Suddenly your new dishwasher sends your health protocols to your doc. The fancy toilet helped with a consistency analysis and your smart lamps add a sleeping protocol.
Android throttles the hell out of WiFi requests since (I think) Android 9. You need to manually allow WiFi request spamming in developer options to let apps do something like determining location from it.
So the tricorder in Star Trek was just a fancy, battery powered wifi hotspot??

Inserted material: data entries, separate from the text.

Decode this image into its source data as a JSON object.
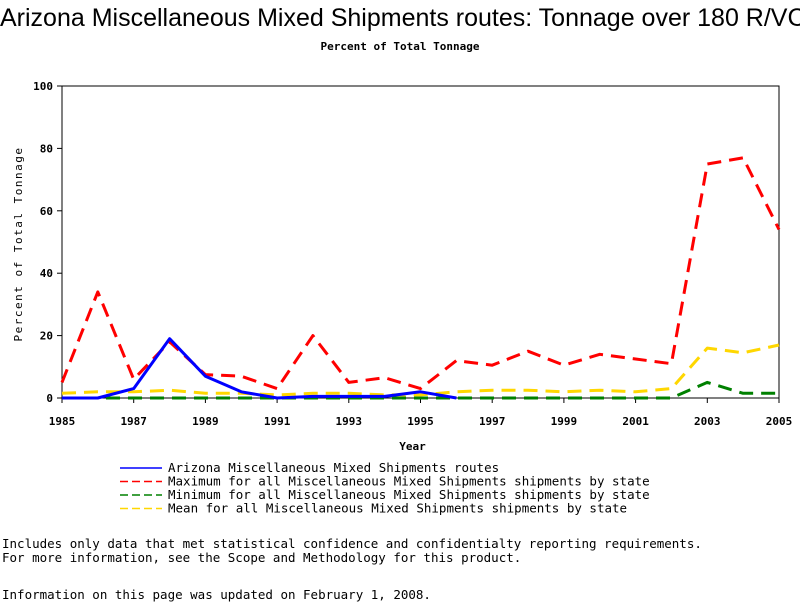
{
  "chart_data": {
    "type": "line",
    "title": "Arizona Miscellaneous Mixed Shipments routes: Tonnage over 180 R/VC",
    "subtitle": "Percent of Total Tonnage",
    "xlabel": "Year",
    "ylabel": "Percent of Total Tonnage",
    "xlim": [
      1985,
      2005
    ],
    "ylim": [
      0,
      100
    ],
    "x_ticks": [
      "1985",
      "1987",
      "1989",
      "1991",
      "1993",
      "1995",
      "1997",
      "1999",
      "2001",
      "2003",
      "2005"
    ],
    "y_ticks": [
      "0",
      "20",
      "40",
      "60",
      "80",
      "100"
    ],
    "grid": false,
    "legend_position": "bottom",
    "series": [
      {
        "name": "Arizona Miscellaneous Mixed Shipments routes",
        "color": "#0000ff",
        "style": "solid",
        "x": [
          1985,
          1986,
          1987,
          1988,
          1989,
          1990,
          1991,
          1992,
          1993,
          1994,
          1995,
          1996
        ],
        "values": [
          0,
          0,
          3,
          19,
          7,
          2,
          0,
          0.5,
          0.5,
          0.5,
          2,
          0
        ]
      },
      {
        "name": "Maximum for all Miscellaneous Mixed Shipments shipments by state",
        "color": "#ff0000",
        "style": "dashed",
        "x": [
          1985,
          1986,
          1987,
          1988,
          1989,
          1990,
          1991,
          1992,
          1993,
          1994,
          1995,
          1996,
          1997,
          1998,
          1999,
          2000,
          2001,
          2002,
          2003,
          2004,
          2005
        ],
        "values": [
          5,
          34,
          6,
          18,
          7.5,
          7,
          3,
          20,
          5,
          6.5,
          3,
          12,
          10.5,
          15,
          10.5,
          14,
          12.5,
          11,
          75,
          77,
          54
        ]
      },
      {
        "name": "Minimum for all Miscellaneous Mixed Shipments shipments by state",
        "color": "#008000",
        "style": "dashed",
        "x": [
          1985,
          1986,
          1987,
          1988,
          1989,
          1990,
          1991,
          1992,
          1993,
          1994,
          1995,
          1996,
          1997,
          1998,
          1999,
          2000,
          2001,
          2002,
          2003,
          2004,
          2005
        ],
        "values": [
          0,
          0,
          0,
          0,
          0,
          0,
          0,
          0,
          0,
          0,
          0,
          0,
          0,
          0,
          0,
          0,
          0,
          0,
          5,
          1.5,
          1.5
        ]
      },
      {
        "name": "Mean for all Miscellaneous Mixed Shipments shipments by state",
        "color": "#ffd700",
        "style": "dashed",
        "x": [
          1985,
          1986,
          1987,
          1988,
          1989,
          1990,
          1991,
          1992,
          1993,
          1994,
          1995,
          1996,
          1997,
          1998,
          1999,
          2000,
          2001,
          2002,
          2003,
          2004,
          2005
        ],
        "values": [
          1.5,
          2,
          2,
          2.5,
          1.5,
          1.5,
          1,
          1.5,
          1.5,
          1,
          1,
          2,
          2.5,
          2.5,
          2,
          2.5,
          2,
          3,
          16,
          14.5,
          17
        ]
      }
    ]
  },
  "footnotes": {
    "line1": "Includes only data that met statistical confidence and confidentialty reporting requirements.",
    "line2": "For more information, see the Scope and Methodology for this product.",
    "line3": "Information on this page was updated on February 1, 2008."
  }
}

It was named after the sarcastic comment its early users would say to the people offended, “Try cords”.
Yeah but it ran on Linux.
If it could do that this whole time why did I invest a bunch of money and a whole lot more time in fancy mmWave presence sensors?? 🥲
Capitalism
How much longer until I can be like “Hey, Google; scan the area for lifeforms?”
You need some redshirts with you, in case of danger.
“Sure, turning on all downstairs lights”
“Opening the pod bay doors”
0 days
robo voice: There are
352
hot, single women in your area.robo voice: There are 352 hot, single women in your area.
robo voice:
350
of them have a pulse.
Insurance companies…sorry you’re denied for being a health risk…we can see from your home internet that you’re an unhealthy person
Remember kids, you can buy your own home fiber router! Don’t live with someone else’s equipment between you and the internet.